While they read stories of unrealistic beings and creatures, getting youngsters to believe in things we know not to be true, education policy ridicules another search for truth, one based in evidence and with much more grounding in reality: cryptozoology. Funding is suspended for any type of education that embraces the basic tenets of the study, and the field is widely dismissed as "not science" and as unfounded hearsay.


So creatures captured on film or seen by numerous eyewitnesses are less grounded in reality than a childhood myth? So encouraging our children to search for the truth about the seemingly implausible but simultaneously very real is a pursuit not worthy of their aspirations, not a worthy use of their intellectual imagination?
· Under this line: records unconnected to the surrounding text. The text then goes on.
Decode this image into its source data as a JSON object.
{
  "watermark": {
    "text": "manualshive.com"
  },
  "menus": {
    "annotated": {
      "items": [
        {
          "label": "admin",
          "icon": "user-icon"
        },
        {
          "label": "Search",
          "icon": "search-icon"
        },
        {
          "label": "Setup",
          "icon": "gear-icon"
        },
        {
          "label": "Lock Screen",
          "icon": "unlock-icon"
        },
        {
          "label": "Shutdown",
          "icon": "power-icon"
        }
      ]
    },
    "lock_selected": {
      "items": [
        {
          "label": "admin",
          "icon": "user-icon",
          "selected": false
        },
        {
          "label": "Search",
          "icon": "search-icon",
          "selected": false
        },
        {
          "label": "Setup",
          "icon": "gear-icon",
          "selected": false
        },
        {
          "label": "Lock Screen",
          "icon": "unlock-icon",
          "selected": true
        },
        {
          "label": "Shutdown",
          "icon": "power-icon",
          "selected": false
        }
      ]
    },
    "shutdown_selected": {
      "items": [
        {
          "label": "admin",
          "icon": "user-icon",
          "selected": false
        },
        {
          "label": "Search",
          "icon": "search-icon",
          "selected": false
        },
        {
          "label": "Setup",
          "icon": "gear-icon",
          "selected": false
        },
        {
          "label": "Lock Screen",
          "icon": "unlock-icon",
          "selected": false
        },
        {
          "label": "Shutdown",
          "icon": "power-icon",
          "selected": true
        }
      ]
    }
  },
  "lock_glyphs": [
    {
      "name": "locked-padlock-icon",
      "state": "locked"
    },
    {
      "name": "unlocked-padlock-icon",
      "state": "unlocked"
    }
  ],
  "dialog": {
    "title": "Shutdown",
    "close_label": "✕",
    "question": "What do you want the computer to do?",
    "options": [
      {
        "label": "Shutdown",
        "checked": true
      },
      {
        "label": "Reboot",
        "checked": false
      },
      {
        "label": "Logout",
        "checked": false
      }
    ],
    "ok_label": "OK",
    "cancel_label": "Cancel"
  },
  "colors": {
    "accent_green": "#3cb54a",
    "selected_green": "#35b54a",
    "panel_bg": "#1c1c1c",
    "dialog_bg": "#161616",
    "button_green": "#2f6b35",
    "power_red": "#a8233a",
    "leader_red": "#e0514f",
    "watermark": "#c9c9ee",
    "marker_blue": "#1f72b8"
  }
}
So we do not want our children to keep questioning and searching and pushing forth the boundaries of what is known?

Cryptozoology is unfairly maligned by an education system that is old-fashioned and stuck in its ways when it comes to its definitions of 'accepted' fields of scientific study. These fields are changing all the time, with new scientific evidence and theory consistently replacing the old. New findings prove true old myths, while old truths become flimsy, illogical and poorly thought-out.


Even within the field of cryptozoology itself, what was once thought of as myth has become visible reality. The famed okapi, once the symbol of the International Society of Cryptozoology's quest for the fantastic, can now be found at Walt Disney's Animal Kingdom for thousands of visitors a year to see with their own eyes.


Cryptozoology is based in evidence and the scientific search for exotic beings. It is an embrace of the fantastic, a stirring example of the world's possibility, and an application of scientific method all at once. It should not be a source of ridicule and scorn, particularly from an institution so willing to let its constituents believe that a fat man in a red suit flies from the North Pole to bring them presents every year.

2 comments:

C-E B said...

Totally agree! And very well put!

Liz

Unknown said...

Hello!

I just stumbled across your post, and I found it interesting. I wonder where you got some of your information, such as "Cryptozoology is unfairly maligned by an education system...."

What on earth are you talking about? Which educational system is "unfairly maligning" cryptozoology? Do you have any examples you could share with us? Which teachers or educational textbooks are "maligning" cryptozoology?

Also, while I agree that cryptozoology should not be "a source of ridicule and scorn," I have to ask, why are you assuming that it IS a source of ridicule and scorn? Can you give some examples of this "ridicule and scorn," or are you just assuming without evidence?